祈っても『気の転換以上の効果は全くない』ということは既に述べましたが、実は、『祈り』には『単純に効かない』ということでは済まされないマイナス面があります。それは『祈りへの依存性』ということです。つまり、祈る人の心理状態を考えると、『何か自分に足りないものを補っていただきたい』と考えて『神的な存在に』お願いするというという側面があるわけです。これは『人類(他者)』のために祈る場合であっても同じです。つまり、『自分ではどうしようもないからお願いします。助けて下さい。』と言う心理状態なんです。ここで皆さんは『それでもその人が信じているんだからいいんじゃないの?』と思われるかもしれませんね。しかし、そういうことではありません。祈りに依存すると、自分のインスピレーション(直観)に重要な悪影響を与えてしまうからです。本来なら、ある事象を直感的に捉え、順調に進んでいくところを、余計なことをしたおかげで、自分本来の感覚が生かせないことになるんです。何も祈っていない人は自分の直観や過去の経験則を利用して幸せに生活しているところ、『良かれと思い祈ってしまったばかりに不幸なる』という笑えない現実があります。そして、このような『祈りのマイナス効果』はその人を不幸にするだけでなく周りの人間にも悪影響を及ぼします。

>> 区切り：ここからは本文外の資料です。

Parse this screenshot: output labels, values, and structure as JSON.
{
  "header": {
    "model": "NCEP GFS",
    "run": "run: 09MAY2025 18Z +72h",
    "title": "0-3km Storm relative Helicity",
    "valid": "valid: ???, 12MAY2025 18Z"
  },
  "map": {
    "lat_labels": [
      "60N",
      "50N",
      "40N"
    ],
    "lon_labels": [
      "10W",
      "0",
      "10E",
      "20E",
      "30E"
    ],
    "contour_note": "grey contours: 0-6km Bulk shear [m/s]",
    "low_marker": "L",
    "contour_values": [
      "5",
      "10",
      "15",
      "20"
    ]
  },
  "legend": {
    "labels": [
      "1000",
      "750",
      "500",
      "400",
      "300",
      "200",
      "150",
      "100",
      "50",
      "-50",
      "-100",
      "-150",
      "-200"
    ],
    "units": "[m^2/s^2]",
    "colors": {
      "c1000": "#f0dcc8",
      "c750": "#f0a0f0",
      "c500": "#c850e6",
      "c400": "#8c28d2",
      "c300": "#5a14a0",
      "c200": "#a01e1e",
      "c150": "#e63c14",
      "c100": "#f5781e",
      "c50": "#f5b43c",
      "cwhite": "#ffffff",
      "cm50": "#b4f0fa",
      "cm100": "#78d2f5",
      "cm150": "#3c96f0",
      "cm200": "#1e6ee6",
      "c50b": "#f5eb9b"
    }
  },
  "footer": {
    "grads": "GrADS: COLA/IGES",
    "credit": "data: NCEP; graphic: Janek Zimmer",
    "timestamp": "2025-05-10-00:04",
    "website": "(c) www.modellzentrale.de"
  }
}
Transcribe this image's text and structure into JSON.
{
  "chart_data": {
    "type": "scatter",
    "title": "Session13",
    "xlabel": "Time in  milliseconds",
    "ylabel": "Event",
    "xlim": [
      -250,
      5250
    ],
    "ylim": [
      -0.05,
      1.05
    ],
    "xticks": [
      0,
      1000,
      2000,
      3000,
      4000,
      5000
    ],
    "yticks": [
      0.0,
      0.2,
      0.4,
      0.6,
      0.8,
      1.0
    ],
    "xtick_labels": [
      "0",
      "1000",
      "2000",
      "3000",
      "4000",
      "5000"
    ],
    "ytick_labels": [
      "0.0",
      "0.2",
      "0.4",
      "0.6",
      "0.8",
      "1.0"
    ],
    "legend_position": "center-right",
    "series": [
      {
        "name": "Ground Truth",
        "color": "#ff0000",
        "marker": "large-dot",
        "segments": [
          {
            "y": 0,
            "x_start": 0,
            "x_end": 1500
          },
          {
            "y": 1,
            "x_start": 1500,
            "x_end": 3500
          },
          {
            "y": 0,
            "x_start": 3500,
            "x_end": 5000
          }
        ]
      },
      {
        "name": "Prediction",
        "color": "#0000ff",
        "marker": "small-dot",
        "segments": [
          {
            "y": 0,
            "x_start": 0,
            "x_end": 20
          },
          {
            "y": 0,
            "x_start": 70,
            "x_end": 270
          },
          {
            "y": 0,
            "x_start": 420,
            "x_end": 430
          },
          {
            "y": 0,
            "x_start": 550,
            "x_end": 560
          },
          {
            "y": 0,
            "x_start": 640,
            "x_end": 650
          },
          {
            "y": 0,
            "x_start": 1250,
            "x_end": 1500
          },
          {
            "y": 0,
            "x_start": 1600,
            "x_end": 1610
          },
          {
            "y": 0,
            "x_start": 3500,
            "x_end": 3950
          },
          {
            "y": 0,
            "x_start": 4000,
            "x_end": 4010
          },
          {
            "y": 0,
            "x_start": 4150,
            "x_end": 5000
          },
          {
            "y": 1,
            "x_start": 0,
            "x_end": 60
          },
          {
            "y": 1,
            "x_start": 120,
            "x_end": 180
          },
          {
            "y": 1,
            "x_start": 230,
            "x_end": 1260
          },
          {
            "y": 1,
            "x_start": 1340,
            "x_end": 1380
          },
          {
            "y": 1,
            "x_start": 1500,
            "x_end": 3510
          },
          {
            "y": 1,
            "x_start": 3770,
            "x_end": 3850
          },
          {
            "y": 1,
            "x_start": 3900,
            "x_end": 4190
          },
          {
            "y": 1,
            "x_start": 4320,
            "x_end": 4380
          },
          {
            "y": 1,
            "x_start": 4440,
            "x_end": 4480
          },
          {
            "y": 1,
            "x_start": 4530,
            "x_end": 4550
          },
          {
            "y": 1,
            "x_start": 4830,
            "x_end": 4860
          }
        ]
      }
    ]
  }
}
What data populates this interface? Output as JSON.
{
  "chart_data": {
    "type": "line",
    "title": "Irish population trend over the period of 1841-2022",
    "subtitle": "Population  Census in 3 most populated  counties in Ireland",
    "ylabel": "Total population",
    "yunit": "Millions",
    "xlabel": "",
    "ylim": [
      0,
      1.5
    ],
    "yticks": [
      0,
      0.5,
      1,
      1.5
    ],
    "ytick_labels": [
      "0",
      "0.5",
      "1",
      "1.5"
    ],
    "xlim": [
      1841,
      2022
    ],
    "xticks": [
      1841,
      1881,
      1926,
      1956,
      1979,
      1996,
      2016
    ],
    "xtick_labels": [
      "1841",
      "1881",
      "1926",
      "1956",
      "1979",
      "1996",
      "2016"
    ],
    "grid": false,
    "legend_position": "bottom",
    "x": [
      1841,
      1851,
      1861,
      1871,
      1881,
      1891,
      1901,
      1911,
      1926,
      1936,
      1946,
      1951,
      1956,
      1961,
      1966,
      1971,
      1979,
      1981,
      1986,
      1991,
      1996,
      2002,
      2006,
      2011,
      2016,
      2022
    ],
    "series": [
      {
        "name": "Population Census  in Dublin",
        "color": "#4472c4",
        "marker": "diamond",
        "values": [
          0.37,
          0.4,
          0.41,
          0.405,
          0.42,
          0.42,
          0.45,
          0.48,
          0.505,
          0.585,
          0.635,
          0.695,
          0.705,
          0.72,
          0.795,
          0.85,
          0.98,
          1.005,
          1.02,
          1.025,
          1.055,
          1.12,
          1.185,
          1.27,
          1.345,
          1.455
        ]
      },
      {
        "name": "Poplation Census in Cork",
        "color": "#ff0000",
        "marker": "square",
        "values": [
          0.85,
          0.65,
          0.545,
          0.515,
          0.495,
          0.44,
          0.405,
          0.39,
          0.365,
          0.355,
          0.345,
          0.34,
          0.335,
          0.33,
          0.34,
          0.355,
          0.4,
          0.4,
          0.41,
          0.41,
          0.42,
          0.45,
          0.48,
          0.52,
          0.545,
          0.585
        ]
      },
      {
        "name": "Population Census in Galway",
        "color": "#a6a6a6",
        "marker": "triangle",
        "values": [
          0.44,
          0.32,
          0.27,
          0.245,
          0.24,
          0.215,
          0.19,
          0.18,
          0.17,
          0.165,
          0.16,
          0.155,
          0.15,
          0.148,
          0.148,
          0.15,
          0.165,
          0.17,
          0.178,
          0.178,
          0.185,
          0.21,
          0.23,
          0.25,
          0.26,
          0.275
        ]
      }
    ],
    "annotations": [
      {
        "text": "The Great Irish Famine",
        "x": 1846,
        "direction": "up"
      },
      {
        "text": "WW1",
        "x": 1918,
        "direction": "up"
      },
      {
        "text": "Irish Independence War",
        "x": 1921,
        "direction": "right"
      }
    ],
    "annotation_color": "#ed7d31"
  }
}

以上のことは、なにも『カルト的な宗教団体が提唱する祈り』だけではありません。『世間的に評価されている宗教団体の祈り』であっても同じです。『オッカムの剃刀(オッカムのカミソリ)』的に表現するならば、『祈っても効果がない』と考えるべきであり、『今後もズーっと祈らなければ効果がでない』と考えるのは間違っているのです。悲しいことですが、これが現実です。さらにこのことは、おそらく『あらゆる祈り』に共通する『不都合な真実』だと思います。なお、念のためですが、私が『祈っても全く効果がない』と言っているのは、あくまでも現実生活への影響についてであって、死後、『極楽浄土』『天国』あるいは『霊界の高い層』に行ける効果は『祈りにはない』、と断言しているわけではありません。